HONG KONG (AFP) - Asian markets sank yesterday as rising virus infection rates across the world put the brakes on the latest rally.
Equities have shown a healthy resilience to the rapid spread of the disease around the world, with hopes for the economic recovery, the easing of lockdowns and government largesse providing
But several days of figures showing a record number of new cases in populous US states including Florida, Texas and California - leading to the reimposition of containment measures were beginning to sink in.
A lockdown in Australia’s second-biggest city Melbourne and the sprouting of new clusters in Hong Kong, which had gone weeks without any new cases, added to the worry.
Analysts also pointed out that while global markets have enjoyed healthy gains, those have mostly come thanks to traders moving into tech firms, which are more likely to benefit from further lockdowns.
This is reflected in the tech-heavy Nasdaq index on Wall Street hitting multiple record highs over the past week, including Thursday.
The Dow fell more than one percent and the S&P 500 also dropped, with traders unmoved by data showing the number of US workers filing for unemployment benefits last week fell by 99,000.
Analysts warned the figure remained high and the latest re-closures in some states could lead to fresh layoffs.
Asia tracked the New York losses, with profit-taking also playing a part after a broadly strong week.
Hong Kong dived 1.8 percent as a fresh outbreak in the city prompted authorities to reimpose measures including the closure of schools.
Tokyo ended 1.1 percent down and Shanghai, which has been surging over the past week, lost two percent with Bloomberg News reporting that state-backed funds were easing back on their investments to put a brake on the rally.
Sydney slipped 0.6 percent and Seoul shed 0.8 percent while Taipei dropped one percent, with losses also seen in Wellington, Mumbai, Jakarta and Manila.
London, Paris and Frankfurt all fell in early trade.
“Optimism is giving way to de-risking into the weekend as there is no way to sugar-coat, let alone the Fed papering over (with a financial back-stop), the new daily COVID-19 cases,” said Stephen Innes
And OANDA’s Jeffrey Halley said it was hard to give a confident forecast for the outlook on markets but added that authorities had traders’ backs.
“As to which direction equities, that most schizophrenic of financial markets, are heading next, I know not,” he said in a note.
“In the bigger picture, though, one must keep one’s eyes on the prize: The world’s central banks, via bottomless monetary policy easing, have investors’ backs. The S&P 500 could easily drop 20 percent from these levels and still be in a bull market.”
The risk-off mood hit oil prices and higher-yielding currencies as traders shifted to safer havens such as the yen and dollar.

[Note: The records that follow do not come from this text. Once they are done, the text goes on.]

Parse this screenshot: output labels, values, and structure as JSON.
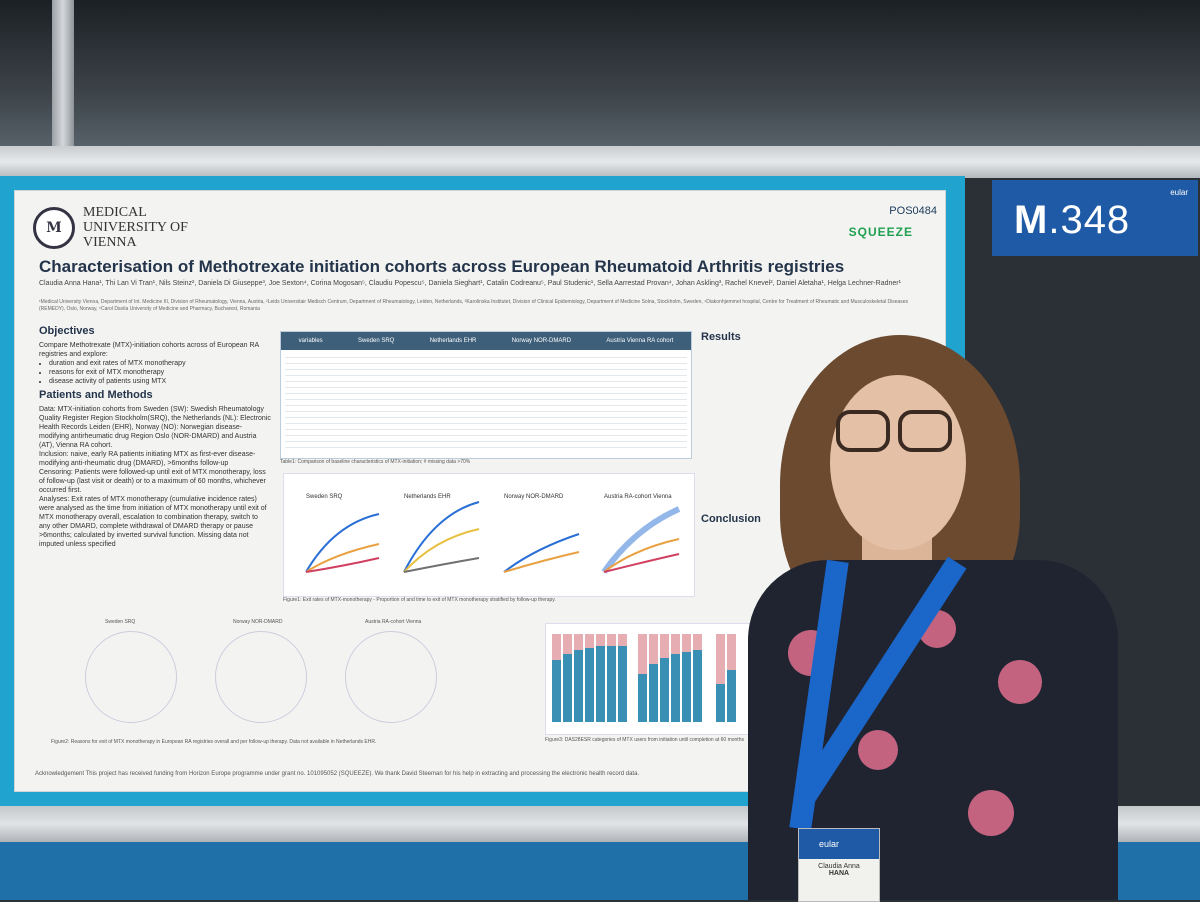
{
  "poster": {
    "institution": "MEDICAL UNIVERSITY OF VIENNA",
    "poster_id": "POS0484",
    "project_logo": "SQUEEZE",
    "title": "Characterisation of Methotrexate initiation cohorts across European Rheumatoid Arthritis registries",
    "authors": "Claudia Anna Hana¹, Thi Lan Vi Tran¹, Nils Steinz², Daniela Di Giuseppe³, Joe Sexton⁴, Corina Mogosan⁵, Claudiu Popescu⁵, Daniela Sieghart¹, Catalin Codreanu⁵, Paul Studenic¹, Sella Aarrestad Provan⁴, Johan Askling³, Rachel Knevel², Daniel Aletaha¹, Helga Lechner-Radner¹",
    "affiliations": "¹Medical University Vienna, Department of Int. Medicine III, Division of Rheumatology, Vienna, Austria, ²Leids Universitair Medisch Centrum, Department of Rheumatology, Leiden, Netherlands, ³Karolinska Institutet, Division of Clinical Epidemiology, Department of Medicine Solna, Stockholm, Sweden, ⁴Diakonhjemmet hospital, Centre for Treatment of Rheumatic and Musculoskeletal Diseases (REMEDY), Oslo, Norway, ⁵Carol Davila University of Medicine and Pharmacy, Bucharest, Romania",
    "objectives_heading": "Objectives",
    "objectives_intro": "Compare Methotrexate (MTX)-initiation cohorts across of European RA registries and explore:",
    "objectives_items": [
      "duration and exit rates of MTX monotherapy",
      "reasons for exit of MTX monotherapy",
      "disease activity of patients using MTX"
    ],
    "methods_heading": "Patients and Methods",
    "methods_data": "Data: MTX-initiation cohorts from Sweden (SW): Swedish Rheumatology Quality Register Region Stockholm(SRQ), the Netherlands (NL): Electronic Health Records Leiden (EHR), Norway (NO): Norwegian disease-modifying antirheumatic drug Region Oslo (NOR-DMARD) and Austria (AT), Vienna RA cohort.",
    "methods_inclusion": "Inclusion: naive, early RA patients initiating MTX as first-ever disease-modifying anti-rheumatic drug (DMARD), >6months follow-up",
    "methods_censoring": "Censoring: Patients were followed-up until exit of MTX monotherapy, loss of follow-up (last visit or death) or to a maximum of 60 months, whichever occurred first.",
    "methods_analyses": "Analyses: Exit rates of MTX monotherapy (cumulative incidence rates) were analysed as the time from initiation of MTX monotherapy until exit of MTX monotherapy overall, escalation to combination therapy, switch to any other DMARD, complete withdrawal of DMARD therapy or pause >6months; calculated by inverted survival function. Missing data not imputed unless specified",
    "table_cols": [
      "variables",
      "Sweden SRQ",
      "Netherlands EHR",
      "Norway NOR-DMARD",
      "Austria Vienna RA cohort"
    ],
    "table_caption": "Table1: Comparison of baseline characteristics of MTX-initiation; # missing data >70%",
    "fig1_caption": "Figure1: Exit rates of MTX-monotherapy - Proportion of and time to exit of MTX monotherapy stratified by follow-up therapy.",
    "fig1_panels": [
      "Sweden SRQ",
      "Netherlands EHR",
      "Norway NOR-DMARD",
      "Austria RA-cohort Vienna"
    ],
    "fig2_panels": [
      "Sweden SRQ",
      "Norway NOR-DMARD",
      "Austria RA-cohort Vienna"
    ],
    "fig2_caption": "Figure2: Reasons for exit of MTX monotherapy in European RA registries overall and per follow-up therapy. Data not available in Netherlands EHR.",
    "fig3_caption": "Figure3: DAS28ESR categories of MTX users from initiation until completion at 60 months",
    "results_heading": "Results",
    "conclusion_heading": "Conclusion",
    "acknowledgement": "Acknowledgement This project has received funding from Horizon Europe programme under grant no. 101095052 (SQUEEZE). We thank David Steeman for his help in extracting and processing the electronic health record data."
  },
  "board_number": {
    "letter": "M",
    "number": ".348",
    "org": "eular"
  },
  "badge": {
    "org": "eular",
    "name_line1": "Claudia Anna",
    "name_line2": "HANA"
  },
  "colors": {
    "board_blue": "#21a3cf",
    "eular_blue": "#1f5aa6",
    "poster_bg": "#f3f4f2",
    "title_navy": "#24344a"
  }
}
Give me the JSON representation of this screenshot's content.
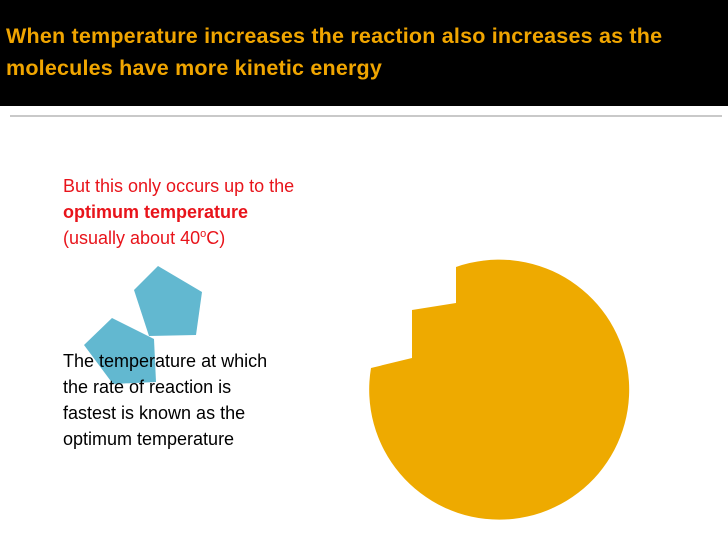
{
  "slide": {
    "title": "When temperature increases the reaction also increases as the molecules have more kinetic energy",
    "intro": {
      "line1": "But this only occurs up to the",
      "line2": "optimum temperature",
      "line3_prefix": "(usually about 40",
      "line3_sup": "o",
      "line3_suffix": "C)"
    },
    "note": {
      "line1": "The temperature at which",
      "line2": "the rate of reaction is",
      "line3": "fastest is known as the",
      "line4": "optimum temperature"
    }
  },
  "colors": {
    "title_background": "#000000",
    "title_text": "#f0a500",
    "intro_text": "#e8141b",
    "enzyme": "#eeaa00",
    "substrate": "#62b8d0"
  },
  "shapes": {
    "enzyme": "orange-enzyme-with-notched-active-site",
    "substrate_1": "blue-pentagon-substrate",
    "substrate_2": "blue-pentagon-substrate"
  }
}
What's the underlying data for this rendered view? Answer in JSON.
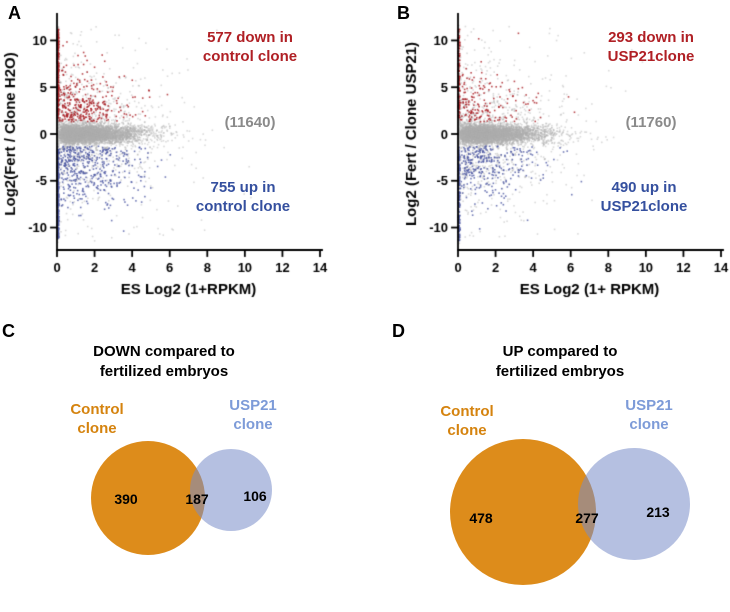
{
  "colors": {
    "red_text": "#b02025",
    "blue_text": "#35509f",
    "gray_text": "#8a8a8a",
    "orange": "#dd8c1b",
    "orange_text": "#d5830e",
    "venn_blue_fill": "rgba(120,140,200,0.55)",
    "venn_blue_text": "#7d9bd8",
    "point_gray": "rgba(172,172,172,0.45)",
    "point_red": "rgba(168,28,34,0.8)",
    "point_blue": "rgba(76,88,162,0.8)"
  },
  "panels": {
    "a": {
      "letter": "A",
      "down_annotation": "577 down in\ncontrol clone",
      "count_annotation": "(11640)",
      "up_annotation": "755 up in\ncontrol clone"
    },
    "b": {
      "letter": "B",
      "down_annotation": "293 down in\nUSP21clone",
      "count_annotation": "(11760)",
      "up_annotation": "490 up in\nUSP21clone"
    },
    "c": {
      "letter": "C",
      "title": "DOWN compared to\nfertilized embryos",
      "left_label": "Control\nclone",
      "right_label": "USP21\nclone",
      "left_count": "390",
      "mid_count": "187",
      "right_count": "106"
    },
    "d": {
      "letter": "D",
      "title": "UP compared to\nfertilized embryos",
      "left_label": "Control\nclone",
      "right_label": "USP21\nclone",
      "left_count": "478",
      "mid_count": "277",
      "right_count": "213"
    }
  },
  "chart_data": [
    {
      "type": "scatter",
      "panel": "A",
      "xlabel": "ES Log2 (1+RPKM)",
      "ylabel": "Log2(Fert / Clone H2O)",
      "xlim": [
        0,
        14
      ],
      "ylim": [
        -12.4,
        12.4
      ],
      "xticks": [
        0,
        2,
        4,
        6,
        8,
        10,
        12,
        14
      ],
      "yticks": [
        -10,
        -5,
        0,
        5,
        10
      ],
      "series": [
        {
          "name": "unchanged genes",
          "count": 11640,
          "color_key": "point_gray"
        },
        {
          "name": "down in control clone",
          "count": 577,
          "color_key": "point_red"
        },
        {
          "name": "up in control clone",
          "count": 755,
          "color_key": "point_blue"
        }
      ],
      "annotations": [
        "577 down in control clone",
        "(11640)",
        "755 up in control clone"
      ],
      "seed": 11
    },
    {
      "type": "scatter",
      "panel": "B",
      "xlabel": "ES Log2 (1+ RPKM)",
      "ylabel": "Log2 (Fert / Clone USP21)",
      "xlim": [
        0,
        14
      ],
      "ylim": [
        -12.4,
        12.4
      ],
      "xticks": [
        0,
        2,
        4,
        6,
        8,
        10,
        12,
        14
      ],
      "yticks": [
        -10,
        -5,
        0,
        5,
        10
      ],
      "series": [
        {
          "name": "unchanged genes",
          "count": 11760,
          "color_key": "point_gray"
        },
        {
          "name": "down in USP21 clone",
          "count": 293,
          "color_key": "point_red"
        },
        {
          "name": "up in USP21 clone",
          "count": 490,
          "color_key": "point_blue"
        }
      ],
      "annotations": [
        "293 down in USP21clone",
        "(11760)",
        "490 up in USP21clone"
      ],
      "seed": 22
    },
    {
      "type": "venn",
      "panel": "C",
      "title": "DOWN compared to fertilized embryos",
      "sets": [
        {
          "label": "Control clone",
          "only": 390
        },
        {
          "label": "USP21 clone",
          "only": 106
        }
      ],
      "intersection": 187
    },
    {
      "type": "venn",
      "panel": "D",
      "title": "UP compared to fertilized embryos",
      "sets": [
        {
          "label": "Control clone",
          "only": 478
        },
        {
          "label": "USP21 clone",
          "only": 213
        }
      ],
      "intersection": 277
    }
  ]
}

However, gold -- another go-to asset in times of uncertainty -- was hit by profit-taking after hitting eight-and-a-half-year highs on Thursday.
Investors are also keeping tabs on the US presidential race, with Democratic candidate Joe Biden unveiling a multi-billion-dollar economy and jobs-boosting plan as well as new tax rules including hiking the country’s corporate tax rate to 28 percent from 21 percent.